Si le plaisir suppose l'activité, alors on ne peut prendre de plaisir qu'à une tâche en même temps. Pour
avoir plaisir à une activité, il faut être totalement à cette activité, on ne peut donc pas faire autre chose
en même temps. Le couple entre acte et puissance permet de comprendre que pour passer à l'acte dans
une activité, il faut être en puissance partout ailleurs. Il faut que toutes nos forces soient dans une action
et pas dans les autres. Le plaisir concurrent nous divertit du plaisir qu'on prend à l'acte, ou bien on ne
s'en rend pas compte. Il n'y a de logique du plaisir que dans celle de l'approfondissement. Le plaisir est
maniaque. Si on fait plusieurs choses en même temps, c'est qu'on ne le fait pas vraiment. Le fait de faire
plusieurs choses à la fois et croire qu'on prend du plaisir, c'est donc se méprendre. Celui qui mange des
friandises devant une pièce de théâtre réalise mal deux activités. Il y a deux choses : au fond il y a une
variété pour nous des plaisirs. La logique des plaisirs est une logique de l'acte, il n'y a de grands plaisirs
que dans les actes réalisés, et comme nous sommes incapables de nous maintenir en acte, nous changeons,
et nous sommes inconstants vis à vis de l'acte.
Quand on prend plaisir à une activité, dit Aristote, les plaisirs concurrents sont équivalents à de la peine.
Les plaisirs étrangers et la peine ont le même effet de divertissement et de détournement. A partir de ce
schéma-là, il faut faire la différence entre un bon et un mauvais plaisir. Ce qui distingue les activités, c'est
que les unes sont honnêtes, et les autres vilaines. Ce qui fait la perversion, ce n'est pas le rapport au
désir, la représentation de ce qui nous manque. Le vrai problème, c'est l'activité, ce à quoi on prend
plaisir. La critique de l'analyse du désir, c'est la critique de Platon. Si l'activité fait la variation des plaisirs,
il faut savoir ce qui distingue les activités. Ce qui fait la différence entre les activités, c'est leur rapport
à la matière.
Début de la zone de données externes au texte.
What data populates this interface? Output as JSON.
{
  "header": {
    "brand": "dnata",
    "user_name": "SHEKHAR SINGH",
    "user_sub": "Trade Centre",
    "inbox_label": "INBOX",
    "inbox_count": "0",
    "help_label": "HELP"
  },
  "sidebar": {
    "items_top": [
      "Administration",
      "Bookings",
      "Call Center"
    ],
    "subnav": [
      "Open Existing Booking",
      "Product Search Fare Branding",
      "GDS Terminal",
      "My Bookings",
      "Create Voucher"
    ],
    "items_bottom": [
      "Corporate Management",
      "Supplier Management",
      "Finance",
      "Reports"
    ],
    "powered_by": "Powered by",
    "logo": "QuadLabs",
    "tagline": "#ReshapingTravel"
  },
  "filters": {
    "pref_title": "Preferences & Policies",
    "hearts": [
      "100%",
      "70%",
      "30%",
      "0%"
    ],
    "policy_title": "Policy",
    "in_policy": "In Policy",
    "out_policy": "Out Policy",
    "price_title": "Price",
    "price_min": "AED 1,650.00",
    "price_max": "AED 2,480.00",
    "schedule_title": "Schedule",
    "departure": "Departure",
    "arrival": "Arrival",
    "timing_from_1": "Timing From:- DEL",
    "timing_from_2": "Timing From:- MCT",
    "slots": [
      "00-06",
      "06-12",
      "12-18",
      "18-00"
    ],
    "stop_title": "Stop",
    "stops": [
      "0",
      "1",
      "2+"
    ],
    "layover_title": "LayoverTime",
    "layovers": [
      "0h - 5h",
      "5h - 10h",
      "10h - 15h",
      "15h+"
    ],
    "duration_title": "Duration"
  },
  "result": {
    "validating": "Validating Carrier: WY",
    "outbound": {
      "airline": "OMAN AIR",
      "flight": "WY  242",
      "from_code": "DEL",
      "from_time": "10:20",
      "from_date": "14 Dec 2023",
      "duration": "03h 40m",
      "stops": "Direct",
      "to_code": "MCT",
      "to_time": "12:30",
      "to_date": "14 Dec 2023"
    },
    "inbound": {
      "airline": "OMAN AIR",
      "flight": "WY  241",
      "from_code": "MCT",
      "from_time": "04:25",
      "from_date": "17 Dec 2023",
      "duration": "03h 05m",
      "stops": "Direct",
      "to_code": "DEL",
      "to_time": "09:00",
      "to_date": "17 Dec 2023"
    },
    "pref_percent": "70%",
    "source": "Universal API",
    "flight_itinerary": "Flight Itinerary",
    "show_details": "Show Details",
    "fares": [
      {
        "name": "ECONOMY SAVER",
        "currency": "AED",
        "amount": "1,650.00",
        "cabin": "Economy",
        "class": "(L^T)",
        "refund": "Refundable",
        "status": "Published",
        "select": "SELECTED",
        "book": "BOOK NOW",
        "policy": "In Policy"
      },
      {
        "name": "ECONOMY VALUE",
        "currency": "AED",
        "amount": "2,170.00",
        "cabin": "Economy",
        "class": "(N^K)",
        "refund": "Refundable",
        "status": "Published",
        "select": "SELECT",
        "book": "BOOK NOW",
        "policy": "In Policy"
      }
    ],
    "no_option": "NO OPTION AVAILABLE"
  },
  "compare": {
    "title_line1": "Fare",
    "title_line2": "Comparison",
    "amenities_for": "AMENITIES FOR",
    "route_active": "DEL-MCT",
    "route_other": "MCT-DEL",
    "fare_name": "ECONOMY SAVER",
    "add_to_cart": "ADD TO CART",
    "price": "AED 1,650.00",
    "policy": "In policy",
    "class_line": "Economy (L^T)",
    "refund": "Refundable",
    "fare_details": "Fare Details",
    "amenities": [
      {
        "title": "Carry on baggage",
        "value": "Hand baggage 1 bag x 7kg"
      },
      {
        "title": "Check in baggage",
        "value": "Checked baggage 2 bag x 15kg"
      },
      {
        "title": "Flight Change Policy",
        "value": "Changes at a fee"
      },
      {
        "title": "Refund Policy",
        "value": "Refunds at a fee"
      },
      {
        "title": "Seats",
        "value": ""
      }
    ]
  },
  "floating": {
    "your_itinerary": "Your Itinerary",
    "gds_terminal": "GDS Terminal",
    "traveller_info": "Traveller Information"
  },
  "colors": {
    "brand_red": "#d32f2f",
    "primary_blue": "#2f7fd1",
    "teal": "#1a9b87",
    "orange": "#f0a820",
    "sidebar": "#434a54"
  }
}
Par exemple, l'odorat est moins matériel que le toucher, si cette variation permet de faire
des différences au sein des sensations, la différence est encore plus grande entre activité de la sensation
et activité de la pensée. La question de la pureté est lié au couple entre la matière et la forme.
La différence est quasiment physiologique entre des corps qui sont dans des dispositions normales et non-
affectées, et le modèle de cette santé, c’est l’homme bon. Il n’a pas les sens altérés, il a été bien éduqué,
il va avoir plaisir à l’acte vertueux. Il est le signe de ce que sont les plaisirs bons, à savoir des plaisirs
liés à l’activité vertueuse, les plaisirs mauvais, ce sont des plaisirs qui sont pris à des activités non-
vertueuses ou immorales, liées à une dépravation de la nature morale de l’homme, et donc on aurait une
situation où des gens prennent du plaisir à des choses qui ne sont pas plaisantes pour l’homme bon. Chez
Platon, l’éducation permet de comprendre comment les plaisirs mauvais ne sont pas des plaisirs, ou du
moins ne sont des plaisirs que parce que l’homme est décadent. La différence entre des bons et des
mauvais plaisirs = le plaisir mauvais est une expérience pervertie qui touche l'homme mauvais. Ce qui est
un bon plaisir, c'est ce à quoi l'homme vertueux prend plaisir. C'est moins ambitieux que Platon, on ne se
place pas du point de vue du plaisir, mais on se place du point de vue extérieur. Permet de comprendre
pourquoi les plaisirs mauvais ne sont pas des plaisirs.